Give newly planted blueberry bushes a few weeks to get over transplant shock, then offer them a side dressing of fertilizer formulated for acid-loving plants. Spread the fertilizer in a shallow trench 18 inches away from the crown, cover, and water well. As the berries form, watch for the first sign of ripening: a blue tinge. That’s the time to set out netting to protect your crop from birds.
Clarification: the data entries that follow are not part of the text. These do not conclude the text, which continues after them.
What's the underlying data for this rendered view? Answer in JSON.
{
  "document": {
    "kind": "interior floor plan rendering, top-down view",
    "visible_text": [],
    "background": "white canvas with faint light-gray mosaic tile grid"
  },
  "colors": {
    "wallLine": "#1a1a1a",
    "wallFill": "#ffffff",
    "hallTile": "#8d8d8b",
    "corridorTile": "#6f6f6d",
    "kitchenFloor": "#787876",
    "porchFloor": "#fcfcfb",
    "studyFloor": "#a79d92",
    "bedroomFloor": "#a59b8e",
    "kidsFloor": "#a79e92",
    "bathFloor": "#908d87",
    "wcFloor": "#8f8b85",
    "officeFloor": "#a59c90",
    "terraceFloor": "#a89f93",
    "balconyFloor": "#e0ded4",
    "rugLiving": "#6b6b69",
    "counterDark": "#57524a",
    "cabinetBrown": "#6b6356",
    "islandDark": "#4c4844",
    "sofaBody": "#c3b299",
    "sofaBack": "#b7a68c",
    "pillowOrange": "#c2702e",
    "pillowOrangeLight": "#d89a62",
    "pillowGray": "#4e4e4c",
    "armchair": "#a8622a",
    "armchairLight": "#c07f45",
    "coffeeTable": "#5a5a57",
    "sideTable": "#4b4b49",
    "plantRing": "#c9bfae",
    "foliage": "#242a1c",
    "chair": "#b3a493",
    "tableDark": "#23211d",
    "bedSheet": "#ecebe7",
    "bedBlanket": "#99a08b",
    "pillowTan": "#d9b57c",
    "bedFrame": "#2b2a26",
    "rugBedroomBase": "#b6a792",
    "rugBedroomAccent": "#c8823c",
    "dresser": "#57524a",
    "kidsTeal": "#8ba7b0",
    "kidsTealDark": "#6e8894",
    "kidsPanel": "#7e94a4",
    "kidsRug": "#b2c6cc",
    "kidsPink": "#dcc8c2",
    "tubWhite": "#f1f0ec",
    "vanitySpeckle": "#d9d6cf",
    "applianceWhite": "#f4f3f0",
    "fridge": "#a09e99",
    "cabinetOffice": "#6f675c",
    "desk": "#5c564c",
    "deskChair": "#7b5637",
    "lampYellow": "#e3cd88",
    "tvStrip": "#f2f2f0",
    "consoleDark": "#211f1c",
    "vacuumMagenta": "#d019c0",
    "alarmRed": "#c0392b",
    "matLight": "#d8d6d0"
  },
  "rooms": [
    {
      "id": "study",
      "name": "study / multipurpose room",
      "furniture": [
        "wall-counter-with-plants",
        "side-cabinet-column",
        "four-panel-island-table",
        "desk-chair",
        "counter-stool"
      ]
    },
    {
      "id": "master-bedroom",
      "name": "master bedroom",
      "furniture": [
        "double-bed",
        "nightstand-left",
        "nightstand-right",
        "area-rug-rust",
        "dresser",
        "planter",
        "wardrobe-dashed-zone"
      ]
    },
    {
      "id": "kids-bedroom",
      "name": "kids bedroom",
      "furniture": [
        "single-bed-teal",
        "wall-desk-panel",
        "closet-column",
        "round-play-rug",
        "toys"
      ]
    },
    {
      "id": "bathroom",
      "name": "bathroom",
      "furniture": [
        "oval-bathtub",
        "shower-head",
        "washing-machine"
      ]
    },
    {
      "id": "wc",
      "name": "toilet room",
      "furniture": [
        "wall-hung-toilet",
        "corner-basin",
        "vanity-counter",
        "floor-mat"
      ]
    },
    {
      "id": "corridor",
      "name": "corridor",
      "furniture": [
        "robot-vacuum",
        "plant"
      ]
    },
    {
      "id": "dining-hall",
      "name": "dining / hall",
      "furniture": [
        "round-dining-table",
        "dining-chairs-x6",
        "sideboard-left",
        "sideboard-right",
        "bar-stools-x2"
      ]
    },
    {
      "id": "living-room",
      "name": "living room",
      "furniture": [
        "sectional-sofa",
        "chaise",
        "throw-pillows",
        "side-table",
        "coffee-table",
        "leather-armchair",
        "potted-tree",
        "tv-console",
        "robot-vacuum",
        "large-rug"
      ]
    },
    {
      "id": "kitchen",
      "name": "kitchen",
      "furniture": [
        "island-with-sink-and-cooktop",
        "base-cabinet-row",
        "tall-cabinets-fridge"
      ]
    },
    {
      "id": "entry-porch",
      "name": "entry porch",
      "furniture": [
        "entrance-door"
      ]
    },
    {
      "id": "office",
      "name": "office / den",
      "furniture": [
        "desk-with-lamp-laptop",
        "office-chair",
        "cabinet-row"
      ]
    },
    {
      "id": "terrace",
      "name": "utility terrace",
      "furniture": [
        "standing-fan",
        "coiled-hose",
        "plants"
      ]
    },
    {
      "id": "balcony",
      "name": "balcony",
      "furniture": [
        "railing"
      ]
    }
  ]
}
The trickiest part of harvesting blueberries is knowing when they are at peak ripeness. Look closely at each berry; if it still looks reddish, it isn’t quite ready. Ripe berries are uniformly blue and plump. Shrunken or shriveled fruit is a sign of mummyberry, a fungal disease. Remove and dispose of affected berries, then mulch in the fall to cover any diseased fruit that has fallen to the ground. Blueberry bushes younger than three years don’t need pruning. For older plants, cut one to three of the oldest canes back to the ground. Fruit is produced on younger shoots.